Li documenta l’articolo di Janet Ward Schofield, Gli effetti della prospettiva daltonica a scuola (un classico della letteratura sul daltonismo razziale in campo educativo) sulle relazioni umane alla Wexler Middle School, un istituto creato con l’intento di fornire un modello esemplare di convivenza multiculturale. Pur non essendovi tensioni evidenti, si verifica l’incapacità di questo approccio di far fronte al reale vissuto degli studenti, per i quali lo status razziale è spesso un problema vero, soprattutto ovviamente per quelli di colore o appartenenti a minoranze. Per loro, la Color Blindness equivale a una forma di negazionismo che, mantenendo immutato lo status quo, si tramuta in definitiva nella riconferma di una egemonia bianca. Senza contare, poi, che essa permette ai professori di evitare discussioni difficili, sino a giungere in casi estremi a una vera e propria autocensura educativa: esemplare il caso di quel professore che, per non urtare la sensibilità della classe, spiega la storia romana senza accennare all’esistenza della schiavitù.
L’importanza di evitare le micro-aggressioni
Nonostante la proliferazione delle pedagogie ispirate alla Critical Race Theory, la questione di come e in che misura utilizzare il concetto di razza a scuola rimane negli Stati Uniti al centro di un dibattito animato.
Spesso si ha la sensazione che la discussione sia intrappolata in un’impasse: pare che sia il tacerne sia il parlarne possano alimentare dinamiche discriminatorie. Se per un verso non nominando la razza si finisce per nascondere le cause profonde delle vecchie e nuove forme di razzismo di fatto presenti, dall’altra il parlarne apertamente può apparire a volte irragionevole, rischioso o irrispettoso.
Lo sanno bene alla University of California, uno dei fiori all’occhiello del sistema di educazione superiore del Paese, che ha messo a punto una serie di regole per studenti, impiegati e professori volte a limitare l’utilizzo di «frasi razziste o sessiste» per «migliorare la convivenza nei campus» fra le quali sono comprese domande come “Da dove vieni? e “Dove sei nato/a?”. È la logica del politicamente corretto, ormai predominante in tutti i campus americani e inglesi, al cui centro vi è il tentativo di combattere quelle che i regolamenti universitari definiscono “micro-aggressioni”, un termine coniato negli anni Settanta dallo psicologo Chester M. Pierce a indicare tutte le frasi, espressioni e comportamenti che posseggono, anche solo potenzialmente, un significato svalutativo verso gruppi di persone definiti dall’etnia, dall’orientamento sessuale, religioso o culturale.

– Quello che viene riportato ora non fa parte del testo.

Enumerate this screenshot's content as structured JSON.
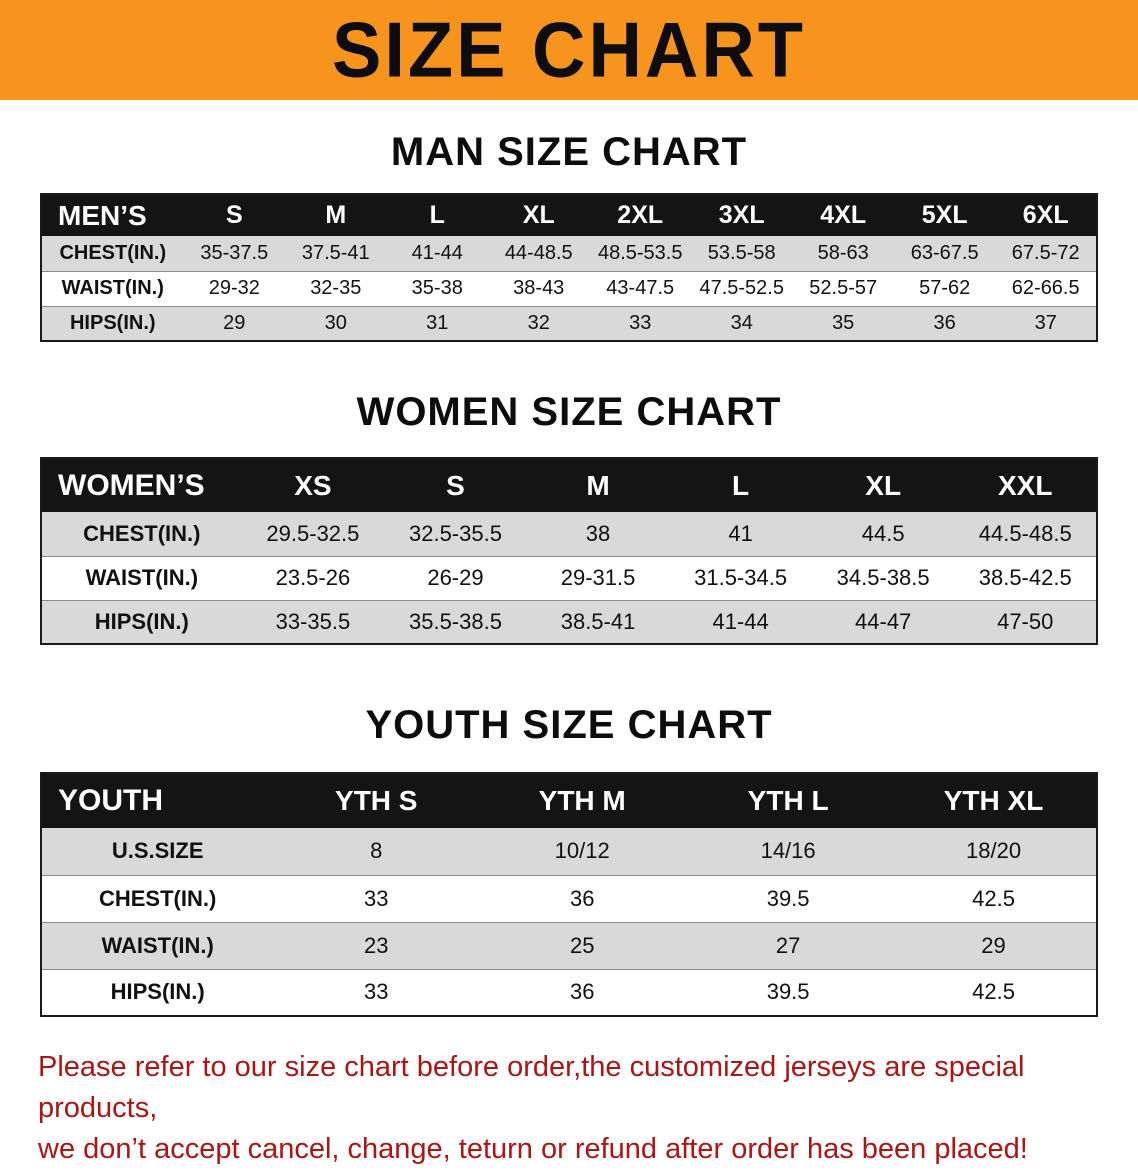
{
  "banner": {
    "title": "SIZE CHART"
  },
  "sections": [
    {
      "id": "men",
      "title": "MAN SIZE CHART",
      "header": [
        "MEN’S",
        "S",
        "M",
        "L",
        "XL",
        "2XL",
        "3XL",
        "4XL",
        "5XL",
        "6XL"
      ],
      "rows": [
        [
          "CHEST(IN.)",
          "35-37.5",
          "37.5-41",
          "41-44",
          "44-48.5",
          "48.5-53.5",
          "53.5-58",
          "58-63",
          "63-67.5",
          "67.5-72"
        ],
        [
          "WAIST(IN.)",
          "29-32",
          "32-35",
          "35-38",
          "38-43",
          "43-47.5",
          "47.5-52.5",
          "52.5-57",
          "57-62",
          "62-66.5"
        ],
        [
          "HIPS(IN.)",
          "29",
          "30",
          "31",
          "32",
          "33",
          "34",
          "35",
          "36",
          "37"
        ]
      ]
    },
    {
      "id": "women",
      "title": "WOMEN SIZE CHART",
      "header": [
        "WOMEN’S",
        "XS",
        "S",
        "M",
        "L",
        "XL",
        "XXL"
      ],
      "rows": [
        [
          "CHEST(IN.)",
          "29.5-32.5",
          "32.5-35.5",
          "38",
          "41",
          "44.5",
          "44.5-48.5"
        ],
        [
          "WAIST(IN.)",
          "23.5-26",
          "26-29",
          "29-31.5",
          "31.5-34.5",
          "34.5-38.5",
          "38.5-42.5"
        ],
        [
          "HIPS(IN.)",
          "33-35.5",
          "35.5-38.5",
          "38.5-41",
          "41-44",
          "44-47",
          "47-50"
        ]
      ]
    },
    {
      "id": "youth",
      "title": "YOUTH SIZE CHART",
      "header": [
        "YOUTH",
        "YTH S",
        "YTH M",
        "YTH L",
        "YTH XL"
      ],
      "rows": [
        [
          "U.S.SIZE",
          "8",
          "10/12",
          "14/16",
          "18/20"
        ],
        [
          "CHEST(IN.)",
          "33",
          "36",
          "39.5",
          "42.5"
        ],
        [
          "WAIST(IN.)",
          "23",
          "25",
          "27",
          "29"
        ],
        [
          "HIPS(IN.)",
          "33",
          "36",
          "39.5",
          "42.5"
        ]
      ]
    }
  ],
  "footer": {
    "line1": "Please refer to our size chart before order,the customized jerseys are special products,",
    "line2": "we don’t accept cancel, change, teturn or refund after order has been placed!"
  },
  "colors": {
    "banner_orange": "#F7941E",
    "header_black": "#141414",
    "row_gray": "#d9d9d9",
    "footer_red": "#A81616"
  }
}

Intrappolati fra l’ansia dilagante del politicamente corretto, che impone l’utilizzo di un linguaggio neutrale e daltonico, e le suggestioni della pedagogia più innovativa, che al contrario suggeriscono di affrontare esplicitamente il tema, gli insegnanti americani vivono con crescente disagio e apprensione la questione dell’appartenenza razziale dei loro studenti.
Lo conferma l’ultimo articolo di questo dossier, Il disagio nel parlare di razza e razzismo: un estratto da un manuale di buone pratiche messo a disposizione dei docenti per gestire le tempeste emotive che il tema della razza può suscitare e scongiurare il rischio di ferire o offendere gli studenti.